Rhianon Jameson said...

Another excellent reason not to spend taxpayer dollars on National People's Radio. :)

It does seem to be an under-researched, under-thought piece.

RF said...

@ Mr. Taylor - More and more people do wonder why NPR still obtains an allowance from the Federal government, and if the current sentiment towards them carries, their purse strings may be cut sooner than later. Additionally, quite sorry to hear the Village Voice's accusations - I suppose that NPR does not have a monopoly on "journalist excellence".

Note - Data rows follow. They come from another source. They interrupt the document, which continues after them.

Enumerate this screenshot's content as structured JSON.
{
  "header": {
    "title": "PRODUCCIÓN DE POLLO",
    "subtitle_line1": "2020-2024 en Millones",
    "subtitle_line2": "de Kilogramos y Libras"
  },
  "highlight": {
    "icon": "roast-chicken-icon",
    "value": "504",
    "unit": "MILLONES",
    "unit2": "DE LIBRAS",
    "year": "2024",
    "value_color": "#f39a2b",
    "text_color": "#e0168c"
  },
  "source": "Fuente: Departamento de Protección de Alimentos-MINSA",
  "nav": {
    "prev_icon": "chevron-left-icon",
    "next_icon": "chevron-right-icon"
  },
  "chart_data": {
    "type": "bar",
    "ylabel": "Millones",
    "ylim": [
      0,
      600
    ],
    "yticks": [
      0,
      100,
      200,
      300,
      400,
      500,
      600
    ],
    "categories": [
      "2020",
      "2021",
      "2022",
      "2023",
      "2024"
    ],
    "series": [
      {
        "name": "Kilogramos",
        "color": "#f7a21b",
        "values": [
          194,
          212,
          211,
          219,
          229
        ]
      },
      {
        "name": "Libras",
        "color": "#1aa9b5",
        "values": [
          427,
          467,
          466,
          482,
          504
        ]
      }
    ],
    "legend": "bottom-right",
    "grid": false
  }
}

@ the lovely Miss Jameson - I concur, it seems rushed and his single reference to an "NPR Steampunk" article seemed a bit lazy. Prior to his article, I found (Googled) at least four other "NPR Steampunk" articles, including one from Mr. Von Slatt, but he decided to use one with less of a community focus. Again, I agree, a rush job on this fellow's part.

nofixedstars said...

it's always mysterious to me why people might prefer the mass-market, big business beholden mainstream media to national public radio or public television. these "alternative" media sources are not elitist, not supported solely by "the rich", and the relatively small funding they get from the government seems not to have compromised their reporting principles, which is in stark contrast to the morass of biased and bastardized--not to mention occasionally manipulated-- sound bytes that pass for information /news from the major networks. having said that, no institution is free from error, and even the best institution can have a few less than stellar employees, or a decent employee who was having an off day or was misinformed or biased.
yet, as a person who likes steampunk tremendously, and has found the more beautiful productions and more thoughtful musings from its realm to be the perfect antidote to a harried, throw-away modern culture, it is disappointing to see the piece in question; it did seem like a poorly developed bit of writing, and rather pettish, if i may use a somewhat dated word. any genre will have its spectrum of quality, and the genre as a whole should, i think, be judged on the basis of its best exemplars rather than its worst. which is how i feel about NPR as well...

Ralph said...

Bah. The moment anyone comments upon "social justice," his voice turns in my ears to the whining noise of an attendant housefly. Social justice is the blather of over-educated dullards, man-children fresh out of the womb of university life and gormless as babies to the real world. A man obsessed with "social justice" in art has no intellect to invest either in art OR in actual justice... another fool disgruntled that Shakespeare has insufficient minorities in his cast, or that Pride and Prejudice doesn't come in an ebonics translation for the african-american children of the ghetto to read (must pander down to the poor benighted dears, don't you know.)